Além disso, na mensagem enviada ao Congresso Nacional para marcar a abertura do ano legislativo de 2025, o governo faz uma extensa menção a seu compromisso com a austeridade. Tanto que o documento recebeu, de forma inédita, um capítulo dedicado exclusivamente ao tema, com o significativo título de “Compromisso com a robustez fiscal”. Uma loucura! E dentre as inúmeras referências positivas à austeridade fiscal, pode-se destacar no texto:

(…) “Em 2024, o Governo Federal manteve seu compromisso com o equilíbrio das contas públicas. Fizemos o sexto maior ajuste fiscal do mundo e o terceiro maior entre os países emergentes, de acordo com o Fundo Monetário Internacional (FMI).
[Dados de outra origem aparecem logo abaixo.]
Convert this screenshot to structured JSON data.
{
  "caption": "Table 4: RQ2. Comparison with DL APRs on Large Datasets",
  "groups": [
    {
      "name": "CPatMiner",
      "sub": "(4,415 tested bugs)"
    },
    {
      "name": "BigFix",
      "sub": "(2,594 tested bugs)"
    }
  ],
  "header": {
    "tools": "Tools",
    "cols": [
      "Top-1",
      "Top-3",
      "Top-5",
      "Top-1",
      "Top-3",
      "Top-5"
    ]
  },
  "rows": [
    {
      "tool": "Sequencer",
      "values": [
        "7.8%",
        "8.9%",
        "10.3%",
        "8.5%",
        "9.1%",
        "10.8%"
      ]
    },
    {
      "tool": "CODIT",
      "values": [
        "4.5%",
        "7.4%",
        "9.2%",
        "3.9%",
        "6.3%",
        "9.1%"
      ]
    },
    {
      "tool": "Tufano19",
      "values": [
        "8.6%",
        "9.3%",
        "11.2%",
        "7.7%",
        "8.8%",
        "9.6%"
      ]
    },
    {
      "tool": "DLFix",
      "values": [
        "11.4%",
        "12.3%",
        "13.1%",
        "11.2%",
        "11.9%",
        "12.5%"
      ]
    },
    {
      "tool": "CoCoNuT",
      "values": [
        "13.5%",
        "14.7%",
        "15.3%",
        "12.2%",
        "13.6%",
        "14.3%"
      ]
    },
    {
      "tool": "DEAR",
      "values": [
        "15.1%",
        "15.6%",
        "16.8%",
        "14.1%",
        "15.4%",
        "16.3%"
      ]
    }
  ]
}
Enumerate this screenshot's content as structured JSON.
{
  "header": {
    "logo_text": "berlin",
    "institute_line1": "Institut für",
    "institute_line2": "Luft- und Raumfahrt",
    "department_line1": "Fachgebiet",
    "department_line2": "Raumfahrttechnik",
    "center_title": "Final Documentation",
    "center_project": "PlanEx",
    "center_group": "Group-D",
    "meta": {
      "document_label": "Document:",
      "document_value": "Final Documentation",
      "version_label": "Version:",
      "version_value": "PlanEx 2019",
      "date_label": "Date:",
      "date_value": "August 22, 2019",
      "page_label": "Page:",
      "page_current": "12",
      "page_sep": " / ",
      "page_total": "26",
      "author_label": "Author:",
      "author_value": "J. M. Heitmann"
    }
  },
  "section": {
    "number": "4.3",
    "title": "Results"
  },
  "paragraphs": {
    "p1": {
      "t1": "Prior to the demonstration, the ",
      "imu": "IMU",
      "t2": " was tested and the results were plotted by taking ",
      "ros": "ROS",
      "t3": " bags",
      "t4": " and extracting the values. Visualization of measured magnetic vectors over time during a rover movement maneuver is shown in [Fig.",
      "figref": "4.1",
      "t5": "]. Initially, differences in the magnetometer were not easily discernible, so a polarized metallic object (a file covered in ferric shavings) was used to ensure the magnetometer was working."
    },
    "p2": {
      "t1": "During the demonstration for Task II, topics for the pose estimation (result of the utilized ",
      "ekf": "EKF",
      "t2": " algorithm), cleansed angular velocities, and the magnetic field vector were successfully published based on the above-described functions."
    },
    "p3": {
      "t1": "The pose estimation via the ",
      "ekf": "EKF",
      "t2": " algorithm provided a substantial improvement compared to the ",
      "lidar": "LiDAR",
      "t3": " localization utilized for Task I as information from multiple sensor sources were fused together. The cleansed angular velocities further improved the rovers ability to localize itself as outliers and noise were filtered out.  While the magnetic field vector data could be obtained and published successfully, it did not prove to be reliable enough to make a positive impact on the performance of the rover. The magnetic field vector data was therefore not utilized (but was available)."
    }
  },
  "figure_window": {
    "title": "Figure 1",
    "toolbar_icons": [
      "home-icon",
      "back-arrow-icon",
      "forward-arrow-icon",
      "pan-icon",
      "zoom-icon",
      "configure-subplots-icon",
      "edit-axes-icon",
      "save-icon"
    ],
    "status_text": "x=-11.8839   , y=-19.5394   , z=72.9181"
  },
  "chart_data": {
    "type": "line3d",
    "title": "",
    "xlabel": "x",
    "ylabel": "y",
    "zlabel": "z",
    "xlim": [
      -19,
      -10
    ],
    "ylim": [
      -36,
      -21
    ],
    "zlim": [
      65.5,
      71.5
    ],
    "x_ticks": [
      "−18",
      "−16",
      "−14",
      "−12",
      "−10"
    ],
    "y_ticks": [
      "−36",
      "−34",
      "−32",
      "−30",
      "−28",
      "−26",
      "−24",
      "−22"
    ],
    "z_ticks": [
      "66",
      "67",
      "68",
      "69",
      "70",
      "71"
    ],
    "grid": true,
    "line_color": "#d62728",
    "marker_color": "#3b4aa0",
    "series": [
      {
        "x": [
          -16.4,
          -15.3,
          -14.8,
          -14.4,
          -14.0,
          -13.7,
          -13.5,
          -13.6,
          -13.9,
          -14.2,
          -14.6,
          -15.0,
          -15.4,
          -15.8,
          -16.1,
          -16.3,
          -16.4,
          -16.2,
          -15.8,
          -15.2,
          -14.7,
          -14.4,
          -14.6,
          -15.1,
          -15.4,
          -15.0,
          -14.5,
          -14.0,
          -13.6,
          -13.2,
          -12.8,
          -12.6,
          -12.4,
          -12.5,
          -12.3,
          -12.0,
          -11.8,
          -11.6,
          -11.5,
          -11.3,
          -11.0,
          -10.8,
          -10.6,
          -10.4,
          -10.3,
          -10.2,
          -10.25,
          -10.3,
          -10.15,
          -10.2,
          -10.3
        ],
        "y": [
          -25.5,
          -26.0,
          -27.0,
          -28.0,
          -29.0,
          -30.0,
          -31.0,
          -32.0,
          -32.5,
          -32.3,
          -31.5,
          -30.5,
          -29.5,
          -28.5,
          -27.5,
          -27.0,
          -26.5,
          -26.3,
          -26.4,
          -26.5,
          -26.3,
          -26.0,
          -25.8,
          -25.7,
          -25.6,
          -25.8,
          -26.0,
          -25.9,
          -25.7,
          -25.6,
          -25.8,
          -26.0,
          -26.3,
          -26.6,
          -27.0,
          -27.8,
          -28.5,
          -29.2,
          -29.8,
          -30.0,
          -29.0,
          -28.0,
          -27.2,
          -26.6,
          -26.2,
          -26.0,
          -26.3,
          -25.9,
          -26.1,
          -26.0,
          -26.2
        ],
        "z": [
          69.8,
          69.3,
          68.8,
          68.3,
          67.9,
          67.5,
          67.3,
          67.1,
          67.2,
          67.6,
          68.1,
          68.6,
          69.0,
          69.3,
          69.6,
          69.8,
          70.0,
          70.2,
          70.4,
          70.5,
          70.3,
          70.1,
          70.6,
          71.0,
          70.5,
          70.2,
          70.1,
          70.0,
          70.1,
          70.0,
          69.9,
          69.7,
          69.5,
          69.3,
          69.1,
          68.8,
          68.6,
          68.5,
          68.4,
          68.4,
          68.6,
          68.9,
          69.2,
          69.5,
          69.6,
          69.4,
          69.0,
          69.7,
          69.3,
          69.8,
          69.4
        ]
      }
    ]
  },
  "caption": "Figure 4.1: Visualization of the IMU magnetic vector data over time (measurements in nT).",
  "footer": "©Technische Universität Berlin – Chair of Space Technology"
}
O déficit primário está estimado em 0,1%, o menor da década.
Em 2025, continuaremos a pautar nossa gestão pelo compromisso com o equilíbrio fiscal. Isso está expresso na Lei de Diretrizes Orçamentárias (LDO), assim como no conjunto de medidas fiscais enviadas em novembro de 2024 ao Congresso Nacional, que permitirão economizar R$ 70 bilhões em 2025 e 2026.” (…) [GN]

Apesar de todo esse autoelogio, que contradiz frontalmente qualquer perspectiva de um governo progressista e voltado para um projeto de desenvolvimento, não existe nenhuma referência à marca simbólica de um trilhão de reais para o cumprimento das obrigações com os detentores de títulos da dívida pública. Talvez a verdadeira razão para tal esquecimento carregado de significado esteja no fato de que essa cifra envergonha o Partido dos Trabalhadores e todos os grupos políticos, entidades e setores que apostam em um processo de mudança efetiva nos rumos do terceiro mandato.

O tempo avança rapidamente e, como o próprio Lula tem expressado, 2026 já começou. As pesquisas de opinião apontam para uma arriscada queda de popularidade do presidente e de seu governo. Faz-se urgente a tomada de decisões para promover uma reorientação dos rumos da política econômica. Insistir na receita de juros elevados e cortes orçamentários a rodo não parece ser a melhor forma de se preparar para uma disputa que promete ser acirrada.